In 2022, in parallel to Illumina technology, we have implemented a new technology using a third generation sequencer, the Gridion from Nanopore (ONT for Oxford Nanopore Technologies). The sequencing is done by passing the entire DNA molecule through an electrical pore in the sequencer. The preparation for sequencing is performed using the Rapid/Midnight SARS-CoV2 kit from Nanopore. After conversion of the RNA into DNA and amplification of different overlapping segments of the genome, each amplicon is barcoded with a unique barcode per sample. This allows the pool of different samples on one run. After clean-up and quantification, each fragment is linked to an adapter allowing the passage through the pore. Sample preparation for sequencing can be done within one day and the sequencing reaction on Gridion takes 20 hours.

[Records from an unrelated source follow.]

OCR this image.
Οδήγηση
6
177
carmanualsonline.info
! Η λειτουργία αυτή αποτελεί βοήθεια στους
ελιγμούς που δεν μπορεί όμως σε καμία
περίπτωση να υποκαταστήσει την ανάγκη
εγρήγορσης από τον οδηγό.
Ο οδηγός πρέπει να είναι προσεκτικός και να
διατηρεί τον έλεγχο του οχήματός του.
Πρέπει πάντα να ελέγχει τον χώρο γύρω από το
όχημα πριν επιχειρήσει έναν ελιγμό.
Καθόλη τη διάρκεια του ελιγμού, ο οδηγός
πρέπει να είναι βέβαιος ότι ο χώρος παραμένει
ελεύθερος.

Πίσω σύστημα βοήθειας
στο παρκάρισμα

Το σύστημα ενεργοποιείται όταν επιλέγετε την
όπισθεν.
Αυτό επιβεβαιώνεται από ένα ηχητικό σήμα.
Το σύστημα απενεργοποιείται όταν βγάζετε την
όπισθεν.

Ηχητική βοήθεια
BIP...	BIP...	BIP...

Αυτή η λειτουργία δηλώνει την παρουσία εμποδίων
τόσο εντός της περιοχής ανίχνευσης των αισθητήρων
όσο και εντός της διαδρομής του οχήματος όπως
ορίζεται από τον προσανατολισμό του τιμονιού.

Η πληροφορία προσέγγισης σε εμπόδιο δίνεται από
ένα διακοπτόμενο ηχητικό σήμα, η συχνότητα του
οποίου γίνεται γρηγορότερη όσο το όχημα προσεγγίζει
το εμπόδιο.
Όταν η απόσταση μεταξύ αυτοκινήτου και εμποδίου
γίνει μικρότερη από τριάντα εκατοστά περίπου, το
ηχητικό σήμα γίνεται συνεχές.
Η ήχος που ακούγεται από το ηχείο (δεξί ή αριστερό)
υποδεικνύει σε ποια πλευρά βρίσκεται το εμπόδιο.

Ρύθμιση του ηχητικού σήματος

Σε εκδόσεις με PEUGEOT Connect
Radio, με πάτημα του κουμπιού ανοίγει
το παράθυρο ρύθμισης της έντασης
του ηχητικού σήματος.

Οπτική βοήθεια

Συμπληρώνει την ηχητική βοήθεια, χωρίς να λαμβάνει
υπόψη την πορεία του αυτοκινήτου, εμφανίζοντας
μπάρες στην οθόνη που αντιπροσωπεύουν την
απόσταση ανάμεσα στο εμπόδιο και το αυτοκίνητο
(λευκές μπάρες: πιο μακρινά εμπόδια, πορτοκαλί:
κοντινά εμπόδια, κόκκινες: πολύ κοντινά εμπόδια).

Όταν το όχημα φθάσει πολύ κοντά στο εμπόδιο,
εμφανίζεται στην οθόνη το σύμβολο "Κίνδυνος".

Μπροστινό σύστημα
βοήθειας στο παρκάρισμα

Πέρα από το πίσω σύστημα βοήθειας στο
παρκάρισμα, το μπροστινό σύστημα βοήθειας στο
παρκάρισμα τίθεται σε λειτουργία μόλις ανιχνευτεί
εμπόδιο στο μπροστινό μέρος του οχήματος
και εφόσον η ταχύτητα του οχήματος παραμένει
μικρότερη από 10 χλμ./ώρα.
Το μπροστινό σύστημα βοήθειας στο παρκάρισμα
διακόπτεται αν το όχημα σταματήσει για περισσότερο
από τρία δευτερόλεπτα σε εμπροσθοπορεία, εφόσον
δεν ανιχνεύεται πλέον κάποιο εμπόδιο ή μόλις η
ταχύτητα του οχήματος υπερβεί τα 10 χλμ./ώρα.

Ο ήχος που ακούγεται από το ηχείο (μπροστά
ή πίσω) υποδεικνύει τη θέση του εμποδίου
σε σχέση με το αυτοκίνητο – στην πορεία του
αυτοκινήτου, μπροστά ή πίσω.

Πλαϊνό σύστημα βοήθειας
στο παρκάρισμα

After launching each sequencer, a large amount of data (up to millions of sequences of letters/nucleotides) which are then assembled together and aligned with a reference sequence. Then, bioinformatics programs compare the new sequence data to the reference sequence and identify variations in the genome sequenced. To assign a lineage to a genome according to these variants, our bioinformatic team use their pipeline updated regularly with the last version of Pangolin available. Then, these data are shared on public scientific database such as GISAID, so internationally available.
We have gone from a capacity of 380 at the end of 2020 to 1200 at the end of 2021 and in the course of 2022, our maximum capacity can reach at least 2500 sequencing per week. This can be achieved by the automatisation part of the Illumina sequencing samples preparation and also the implementation of the new Nanopore technology in parallel to the already installed Illumina technology.
We are also evolving by working on new sequencing approaches by the implementation of metagenomics and target enrichment approaches. These broadly approaches will enable us to have more information and to be more specific in the diagnosis of certain infections, for example in the case of emergence of a new virus or in the diagnosis of co-infections.